I paid attention to Frank Hoyt Taylor rewatching Big Fish (it’s one of my favorite movies). He wasn’t the lead star there but perfectly played his part.
I started to look for other films with him.
The Most Interesting Roles
In my opinion, his best role is the self-taught painter David Wark in the comedy-drama Junebug.
The chief film critic for New York magazine and CBS Sunday Morning David Edelstein described this Frank Hoyt Taylor’s work in the following way: “You’ll think this guy, with his affectless dialect, is a found object, but Taylor is merely an accomplished actor.”
That’s true. He doesn’t seem to be playing at all, he just lives his characters’ lives.

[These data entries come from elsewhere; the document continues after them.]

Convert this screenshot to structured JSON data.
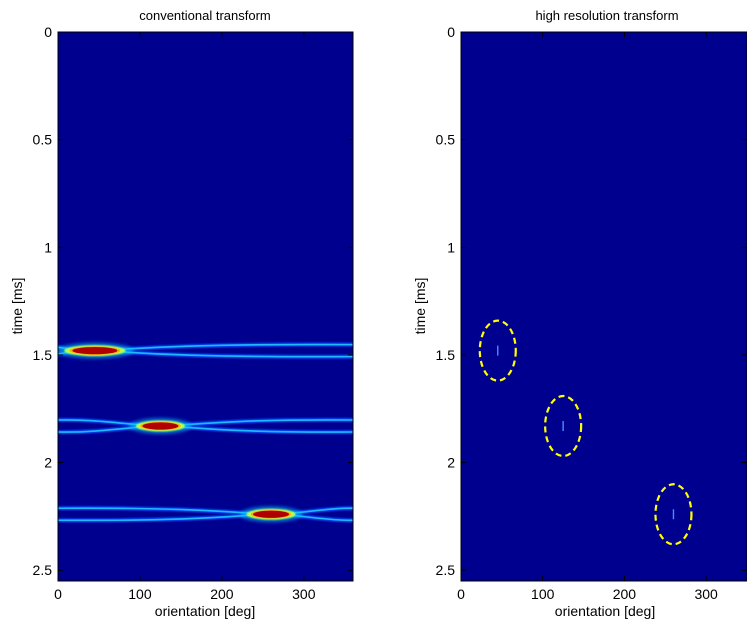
{
  "chart_data": [
    {
      "type": "heatmap",
      "title": "conventional transform",
      "xlabel": "orientation [deg]",
      "ylabel": "time [ms]",
      "xlim": [
        0,
        360
      ],
      "ylim": [
        2.55,
        0
      ],
      "xticks": [
        "0",
        "100",
        "200",
        "300"
      ],
      "yticks": [
        "0",
        "0.5",
        "1",
        "1.5",
        "2",
        "2.5"
      ],
      "colormap": "jet",
      "background": "#00008f",
      "bands": [
        {
          "time": 1.48,
          "peak_orientation": 45,
          "peak_width": 50
        },
        {
          "time": 1.83,
          "peak_orientation": 125,
          "peak_width": 40
        },
        {
          "time": 2.24,
          "peak_orientation": 260,
          "peak_width": 40
        }
      ]
    },
    {
      "type": "heatmap",
      "title": "high resolution transform",
      "xlabel": "orientation [deg]",
      "ylabel": "time [ms]",
      "xlim": [
        0,
        350
      ],
      "ylim": [
        2.55,
        0
      ],
      "xticks": [
        "0",
        "100",
        "200",
        "300"
      ],
      "yticks": [
        "0",
        "0.5",
        "1",
        "1.5",
        "2",
        "2.5"
      ],
      "colormap": "jet",
      "background": "#00008f",
      "ellipse_color": "#ffff00",
      "points": [
        {
          "orientation": 45,
          "time": 1.48
        },
        {
          "orientation": 125,
          "time": 1.83
        },
        {
          "orientation": 260,
          "time": 2.24
        }
      ]
    }
  ]
}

I liked Taylor very much as Uncle Bog (the TV series Christy based on the bestseller by Catherine Marshall) and as Gilson (another series, Halt and Catch Fire).
This actor can create very persuasive images of officers, detectives, judges. I think it isn’t easy.
Facts From His Bio
Frank was born in Norton, Virginia. Having earned a university degree, he joined the newly formed Roadside Theatre.
Over lots of theatre touring performances, Taylor started his career as a film actor. He decided to audition for a part in Mark Rydell’s The River and got it. The work took three months; then there was a pause.
Frank Hoyt Taylor appeared in a film again only in eighteen months, it was John Sayle’s Matewan.
Then the actor found an agent. Auditions became frequent; they went well, as a rule. He has already played in more than 20 movies.
Apparently, Taylor is a very interesting person. He doesn’t position himself as a celebrity. Frank Hoyt Taylor lives in a house he built with his own hands on a farm, far from fuss.